A strategy to deal with the melting of Himalayan glaciers, which feed many of Asia's major rivers and upon which India's food security depends, should be developed, he said.

Singh added that an afforestation programme called "Green India" would be launched in August to replant 6 million ha (15 million acres) of degraded forests.

He also said environmentally friendly strategies should be incorporated in all future development.

India, whose economy has grown by 8-9 percent a year in recent years, is one of the world's top polluters, contributing around 4 percent of global greenhouse gas emissions as its consumption of fossil fuels gathers pace.

But as a developing nation, India is not required to cut emissions -- said to be rising by between 2 and 3 percent a year -- under the Kyoto Protocol, despite mounting pressure from environmental groups and industrialised nations.

"India is now responding to the urgency of the situation," said Sunita Narain, council member and director of the New Delhi-based think-tank, the Centre for Science and Environment.

"We have never been very good at stating our position and it is the right time to articulate all the things that India is doing and plans to do to mitigate and adapt to global warming."

NO EMISSIONS TARGET

The new national plan will not include any overall emissions target -- the country says it must use more energy to lift its population from poverty and that its per-capita emissions are a fraction of those in rich states that have burnt fossil fuels unhindered since the Industrial Revolution.

Instead the 21-member council, which includes ministers, environmentalists, industrialists and journalists, is likely to consider ways to increase energy efficiency without undermining growth and bolster the contribution of renewable energy sources.

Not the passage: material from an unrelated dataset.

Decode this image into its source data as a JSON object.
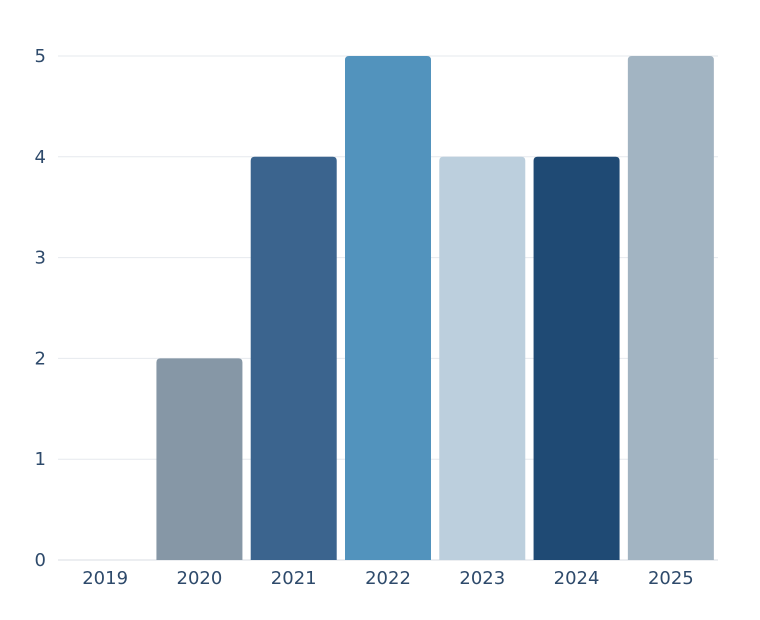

It will also ponder ways to combat the effects of global warming, which threatens the livelihoods of hundreds of millions of people on the Indian subcontinent -- potentially one of the most seriously affected regions in the world. "Different ministries like environment and industry and agriculture have all been working separately on climate change so it has been difficult to communicate and coordinate one single policy on the issue," said a senior environment official.

"This council will help us to reach a consensus which suits all sectors and is in the best interests of India."

Receding Himalayan glaciers could jeopardise water supplies for hundreds of millions of people and rising sea levels menace Indian cities like Mumbai and Kolkata, as well as neighbouring Bangladesh, scientists warn.

Floods and droughts could become more common, diseases more rampant and crop yields lower as temperatures rise, they say.

December's U.N.-hosted meeting will be the first step towards formulating a successor to the Kyoto plan, which lapses in 2012.

China unveiled its own national plan for coping with global warming earlier this year and has promised to hold down per-capita emissions of greenhouse gases, but has also resisted calls for a mandatory cap on carbon dioxide emissions.